Thinking about pensions for employees in their 20s

Pensions for employees in their early 20s can not only be overwhelming, but are also unappealing to most. They know they should be doing more to prepare for retirement, but it is not necessarily the biggest priority at the time-being. 

There’s a reason most young adults are auto-enroled in a workplace pension scheme. The government knows that setting up contributions automatically will prevent young workers from acting too late. However, the difficult news is just because one is now saving automatically for retirement, it doesn’t necessarily mean they are saving enough.

Here’s the good news: the odds are in their favour

The best part about your younger employees is that they have time. Time is a powerful investment friend that enables you to get a jumpstart on amassing wealth in this decade, and then preserving that wealth as you get older. Given younger workers have a while before they can access that money (the current age to start withdrawing pension starts from 55), they can afford to take risks with their investment because they’ll have more time to recover from losses. We talk on and on here at Mintago about the power of compounding, but it’s only because it really works. 

If as an employer you are giving access to a pension that you are contributing and matching to as well, then unless it will directly affect their living potential or their priority is on dealing with unmanageable debt, opting out or only adding the bare minimum to the pot would be like turning down an offer for a pay rise.

Help them have a rough idea about retirement

Imagine on their 50th birthday, they take a peek at their pension pot and realise there might not be enough in there to tide them over retirement. Before they spiral into a mid-life crisis, there are ways you can help that shortfall. At that point, they’ll either have to save harder or save longer, or most likely, both. 

Delaying their pension by 5 or 10 years can mean having to double their contributions or postpone their retirement age to make up for the time deficit and getting the same pension income.

There are two main ways you can help employees look at the target goal for retirement.

The first would be to help them track backwards – what size pot do they want to see at the end of their working life? How much income might they need to sustain their preferred lifestyle?  The second would be looking at it based on what percentage of their current salary they’re willing to put away. Crucially this figure also takes into account them receiving the state pension, to gain access to which one needs to make 35 years worth of National Insurance Contributions.

At this stage, it’s really just important to support your younger workers in getting a rough plan together, rather than no plan at all.

Salary Curve, Inflation, and other factors

Another great thing about employees in their twenties is that, simply put, their income will most-likely increase through their career progression. When young, committing £400 to a pension fund might seem like a significant portion of salary. However, it’s likely that the same £400 won’t be such a big deal a few years down the road. 

This salary curve is important in keeping regular contributions aligned with the pace of inflation. Though pensions usually grow faster than inflation, its value can still be eroded over time and can impact what one chooses to do with their retirement savings. For example, if a pension grew in value by 4% but the rate of inflation that year was 2%, they’re actually earning interest on 2% more. While the prospect of entrusting ones pension pot to the stock market may seem intimidating, one’s given a helping hand in that money is usually deposited in what is known as a default fund, with professional trustees in charge of running pension funds. Starting early also means they have time to add complementary funds to that default option, diversifying, and see how they perform. 

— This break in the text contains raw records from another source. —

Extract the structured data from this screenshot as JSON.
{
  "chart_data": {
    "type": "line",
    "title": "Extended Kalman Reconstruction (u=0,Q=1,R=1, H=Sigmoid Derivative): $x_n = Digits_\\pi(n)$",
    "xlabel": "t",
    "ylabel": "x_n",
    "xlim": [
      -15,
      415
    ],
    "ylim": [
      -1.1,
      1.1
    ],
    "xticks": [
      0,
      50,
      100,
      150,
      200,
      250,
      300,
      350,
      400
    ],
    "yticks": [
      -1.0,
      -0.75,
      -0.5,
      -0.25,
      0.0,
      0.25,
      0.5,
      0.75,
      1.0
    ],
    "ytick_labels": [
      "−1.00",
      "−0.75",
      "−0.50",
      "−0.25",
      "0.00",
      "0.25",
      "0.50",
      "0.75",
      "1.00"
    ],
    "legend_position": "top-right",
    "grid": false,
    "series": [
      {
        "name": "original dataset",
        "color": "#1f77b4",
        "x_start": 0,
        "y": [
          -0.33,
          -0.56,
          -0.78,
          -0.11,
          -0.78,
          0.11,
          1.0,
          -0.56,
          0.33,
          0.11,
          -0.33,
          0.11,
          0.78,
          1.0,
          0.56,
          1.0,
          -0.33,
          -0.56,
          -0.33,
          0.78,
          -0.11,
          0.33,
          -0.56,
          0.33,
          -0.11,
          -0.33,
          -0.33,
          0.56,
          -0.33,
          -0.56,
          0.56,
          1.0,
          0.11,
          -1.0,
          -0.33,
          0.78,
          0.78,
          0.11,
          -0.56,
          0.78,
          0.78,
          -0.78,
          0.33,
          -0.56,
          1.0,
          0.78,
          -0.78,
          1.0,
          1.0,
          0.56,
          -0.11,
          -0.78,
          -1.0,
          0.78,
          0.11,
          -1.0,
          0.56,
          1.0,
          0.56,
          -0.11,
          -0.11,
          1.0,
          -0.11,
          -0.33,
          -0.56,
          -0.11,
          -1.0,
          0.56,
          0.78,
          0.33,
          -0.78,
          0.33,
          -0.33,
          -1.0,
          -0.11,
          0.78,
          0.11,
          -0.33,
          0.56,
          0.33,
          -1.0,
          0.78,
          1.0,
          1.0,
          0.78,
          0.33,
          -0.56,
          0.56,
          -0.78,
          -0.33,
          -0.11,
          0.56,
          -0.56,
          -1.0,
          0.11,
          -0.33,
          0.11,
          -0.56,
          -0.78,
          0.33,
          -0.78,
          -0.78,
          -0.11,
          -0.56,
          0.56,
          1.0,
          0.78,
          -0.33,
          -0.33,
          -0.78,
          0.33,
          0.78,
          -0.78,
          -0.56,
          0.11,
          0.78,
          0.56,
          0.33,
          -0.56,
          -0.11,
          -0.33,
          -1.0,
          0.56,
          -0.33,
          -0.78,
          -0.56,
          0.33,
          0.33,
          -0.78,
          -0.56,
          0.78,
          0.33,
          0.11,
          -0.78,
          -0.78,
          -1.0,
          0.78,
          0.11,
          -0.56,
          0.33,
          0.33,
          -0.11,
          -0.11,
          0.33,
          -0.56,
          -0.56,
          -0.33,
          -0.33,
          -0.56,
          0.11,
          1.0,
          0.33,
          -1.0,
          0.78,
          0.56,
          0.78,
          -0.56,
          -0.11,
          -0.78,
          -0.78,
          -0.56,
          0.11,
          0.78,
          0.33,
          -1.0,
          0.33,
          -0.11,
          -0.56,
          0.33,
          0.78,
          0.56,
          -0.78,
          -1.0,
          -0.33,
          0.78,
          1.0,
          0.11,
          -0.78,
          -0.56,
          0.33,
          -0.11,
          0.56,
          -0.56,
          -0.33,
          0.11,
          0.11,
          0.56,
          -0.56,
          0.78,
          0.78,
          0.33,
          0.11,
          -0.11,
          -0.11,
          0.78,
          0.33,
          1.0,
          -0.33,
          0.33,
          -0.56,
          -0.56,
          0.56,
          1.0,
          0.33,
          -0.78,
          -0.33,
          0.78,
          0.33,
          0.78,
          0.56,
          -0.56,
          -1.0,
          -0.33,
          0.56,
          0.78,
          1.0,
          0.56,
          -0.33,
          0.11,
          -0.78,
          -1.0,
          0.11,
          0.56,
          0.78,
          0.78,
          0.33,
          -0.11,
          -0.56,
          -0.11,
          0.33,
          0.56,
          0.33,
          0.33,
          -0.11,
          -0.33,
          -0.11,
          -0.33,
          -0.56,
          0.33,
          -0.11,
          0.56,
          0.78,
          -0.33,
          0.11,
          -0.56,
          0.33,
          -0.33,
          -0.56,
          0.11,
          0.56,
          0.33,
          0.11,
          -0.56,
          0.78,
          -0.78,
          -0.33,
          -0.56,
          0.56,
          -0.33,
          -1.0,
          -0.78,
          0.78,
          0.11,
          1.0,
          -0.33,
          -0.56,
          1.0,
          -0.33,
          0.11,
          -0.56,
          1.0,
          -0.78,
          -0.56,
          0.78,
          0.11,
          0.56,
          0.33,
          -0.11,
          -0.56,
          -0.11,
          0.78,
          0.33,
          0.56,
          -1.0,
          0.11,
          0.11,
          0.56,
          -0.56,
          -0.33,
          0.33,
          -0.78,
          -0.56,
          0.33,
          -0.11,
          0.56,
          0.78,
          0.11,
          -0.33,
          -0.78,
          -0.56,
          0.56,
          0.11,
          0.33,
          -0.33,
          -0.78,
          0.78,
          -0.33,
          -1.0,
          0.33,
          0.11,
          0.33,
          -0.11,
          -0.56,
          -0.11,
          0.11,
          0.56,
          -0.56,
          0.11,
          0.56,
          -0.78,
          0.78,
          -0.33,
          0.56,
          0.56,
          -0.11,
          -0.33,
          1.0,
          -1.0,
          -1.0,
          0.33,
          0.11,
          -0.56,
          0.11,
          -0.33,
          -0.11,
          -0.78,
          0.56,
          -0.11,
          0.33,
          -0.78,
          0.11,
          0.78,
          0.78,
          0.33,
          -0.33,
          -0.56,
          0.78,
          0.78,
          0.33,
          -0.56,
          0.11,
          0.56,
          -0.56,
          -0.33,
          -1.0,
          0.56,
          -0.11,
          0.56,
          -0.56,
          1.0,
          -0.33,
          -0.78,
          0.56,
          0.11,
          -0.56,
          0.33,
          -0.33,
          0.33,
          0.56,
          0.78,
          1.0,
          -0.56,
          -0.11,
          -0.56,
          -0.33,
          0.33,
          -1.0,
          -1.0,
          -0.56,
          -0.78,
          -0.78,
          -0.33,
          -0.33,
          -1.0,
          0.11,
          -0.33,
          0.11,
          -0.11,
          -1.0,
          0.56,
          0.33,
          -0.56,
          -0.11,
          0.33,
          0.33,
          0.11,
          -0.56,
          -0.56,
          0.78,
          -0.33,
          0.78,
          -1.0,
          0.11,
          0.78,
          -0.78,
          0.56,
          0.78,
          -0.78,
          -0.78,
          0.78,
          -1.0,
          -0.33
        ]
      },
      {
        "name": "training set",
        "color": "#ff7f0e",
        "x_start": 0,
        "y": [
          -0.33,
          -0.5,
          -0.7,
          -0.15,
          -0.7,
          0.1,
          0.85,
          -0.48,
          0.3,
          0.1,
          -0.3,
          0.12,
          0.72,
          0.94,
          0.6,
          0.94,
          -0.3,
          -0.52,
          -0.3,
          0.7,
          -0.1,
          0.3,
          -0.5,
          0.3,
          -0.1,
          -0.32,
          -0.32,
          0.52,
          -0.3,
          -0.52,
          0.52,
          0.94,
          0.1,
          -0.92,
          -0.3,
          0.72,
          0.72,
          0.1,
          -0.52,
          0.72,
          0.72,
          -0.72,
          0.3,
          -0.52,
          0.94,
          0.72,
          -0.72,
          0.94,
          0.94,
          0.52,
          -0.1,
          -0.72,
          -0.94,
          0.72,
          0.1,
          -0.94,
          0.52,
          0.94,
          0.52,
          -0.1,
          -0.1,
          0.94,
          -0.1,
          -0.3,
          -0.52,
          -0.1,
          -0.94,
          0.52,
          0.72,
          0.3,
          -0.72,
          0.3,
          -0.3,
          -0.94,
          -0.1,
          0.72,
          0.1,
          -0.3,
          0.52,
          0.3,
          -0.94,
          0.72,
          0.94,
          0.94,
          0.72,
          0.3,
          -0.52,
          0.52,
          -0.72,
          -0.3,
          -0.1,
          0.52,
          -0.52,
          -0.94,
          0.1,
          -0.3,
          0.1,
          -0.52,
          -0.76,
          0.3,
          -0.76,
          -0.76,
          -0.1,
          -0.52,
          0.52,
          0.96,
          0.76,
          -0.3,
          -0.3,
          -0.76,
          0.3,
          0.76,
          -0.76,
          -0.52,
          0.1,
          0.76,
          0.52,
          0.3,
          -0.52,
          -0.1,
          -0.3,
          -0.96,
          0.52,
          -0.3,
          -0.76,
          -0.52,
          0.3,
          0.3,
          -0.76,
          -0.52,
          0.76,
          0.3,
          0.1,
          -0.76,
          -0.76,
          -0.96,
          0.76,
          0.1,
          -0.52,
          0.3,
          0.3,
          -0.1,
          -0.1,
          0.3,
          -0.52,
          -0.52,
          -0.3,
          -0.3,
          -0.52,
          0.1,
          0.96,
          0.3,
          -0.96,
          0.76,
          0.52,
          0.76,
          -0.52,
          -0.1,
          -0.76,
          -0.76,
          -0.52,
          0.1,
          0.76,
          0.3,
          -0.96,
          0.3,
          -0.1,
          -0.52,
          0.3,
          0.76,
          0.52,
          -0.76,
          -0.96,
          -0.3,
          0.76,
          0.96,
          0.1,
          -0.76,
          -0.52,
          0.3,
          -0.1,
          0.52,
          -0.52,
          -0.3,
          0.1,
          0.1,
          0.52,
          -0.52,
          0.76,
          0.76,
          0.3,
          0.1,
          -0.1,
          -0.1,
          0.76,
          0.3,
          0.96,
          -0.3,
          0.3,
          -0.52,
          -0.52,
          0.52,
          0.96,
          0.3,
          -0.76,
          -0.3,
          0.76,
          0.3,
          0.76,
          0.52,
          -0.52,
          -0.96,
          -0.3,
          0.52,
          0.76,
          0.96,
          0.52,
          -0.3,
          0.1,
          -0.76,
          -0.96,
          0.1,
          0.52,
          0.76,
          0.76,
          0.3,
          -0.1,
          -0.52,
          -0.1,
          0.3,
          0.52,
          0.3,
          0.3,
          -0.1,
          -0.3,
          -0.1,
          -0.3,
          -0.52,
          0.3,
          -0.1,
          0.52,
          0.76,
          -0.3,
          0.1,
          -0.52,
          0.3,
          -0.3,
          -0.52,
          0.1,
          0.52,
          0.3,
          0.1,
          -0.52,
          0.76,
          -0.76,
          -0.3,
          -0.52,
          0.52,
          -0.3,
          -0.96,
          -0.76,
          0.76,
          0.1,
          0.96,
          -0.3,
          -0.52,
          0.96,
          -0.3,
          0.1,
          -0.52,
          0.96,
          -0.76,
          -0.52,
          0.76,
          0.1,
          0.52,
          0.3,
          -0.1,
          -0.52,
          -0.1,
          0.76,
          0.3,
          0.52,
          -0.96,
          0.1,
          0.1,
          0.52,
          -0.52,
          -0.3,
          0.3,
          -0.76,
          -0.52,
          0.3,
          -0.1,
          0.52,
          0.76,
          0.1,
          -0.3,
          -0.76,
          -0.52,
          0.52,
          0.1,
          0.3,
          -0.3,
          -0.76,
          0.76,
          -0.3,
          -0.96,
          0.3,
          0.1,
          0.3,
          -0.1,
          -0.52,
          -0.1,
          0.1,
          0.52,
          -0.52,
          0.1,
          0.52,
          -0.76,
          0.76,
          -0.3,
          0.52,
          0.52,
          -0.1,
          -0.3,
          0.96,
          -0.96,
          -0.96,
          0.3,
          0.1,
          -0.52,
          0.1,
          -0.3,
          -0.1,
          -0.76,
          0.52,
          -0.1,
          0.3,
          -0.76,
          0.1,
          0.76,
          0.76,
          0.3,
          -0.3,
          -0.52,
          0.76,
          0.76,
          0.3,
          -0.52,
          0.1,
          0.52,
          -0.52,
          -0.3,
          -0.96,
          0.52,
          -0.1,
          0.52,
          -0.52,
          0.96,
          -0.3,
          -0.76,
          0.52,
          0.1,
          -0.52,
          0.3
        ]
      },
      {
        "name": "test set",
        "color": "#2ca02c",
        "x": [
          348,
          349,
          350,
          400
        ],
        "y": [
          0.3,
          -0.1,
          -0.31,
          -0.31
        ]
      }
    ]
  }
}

State Pensions, that is the standard payment from the government based on the amount of qualifying years of National Insurance payments, is a source of inflation-proof retirement income. 

Support your younger workers

94% of millennials aren’t saving enough for their pensions. The good news is that there are plenty of ways employers can help their younger workers take care of their financial future. One is by starting to communicate with them about the risks of not saving enough towards their pension and starting an open conversation. However, an open-door policy might not be enough and it is vital employers start providing employees with the tools and education they need to learn more about pensions. Education is knowledge and it will empower your staff to take control of their financial health. Mintago helps your employees plan and save more efficiently, through the pension dashboard, which enables your employees to find lost pension pots, design their dream retirement and update their contributions. We believe everyone can and should achieve financial freedom.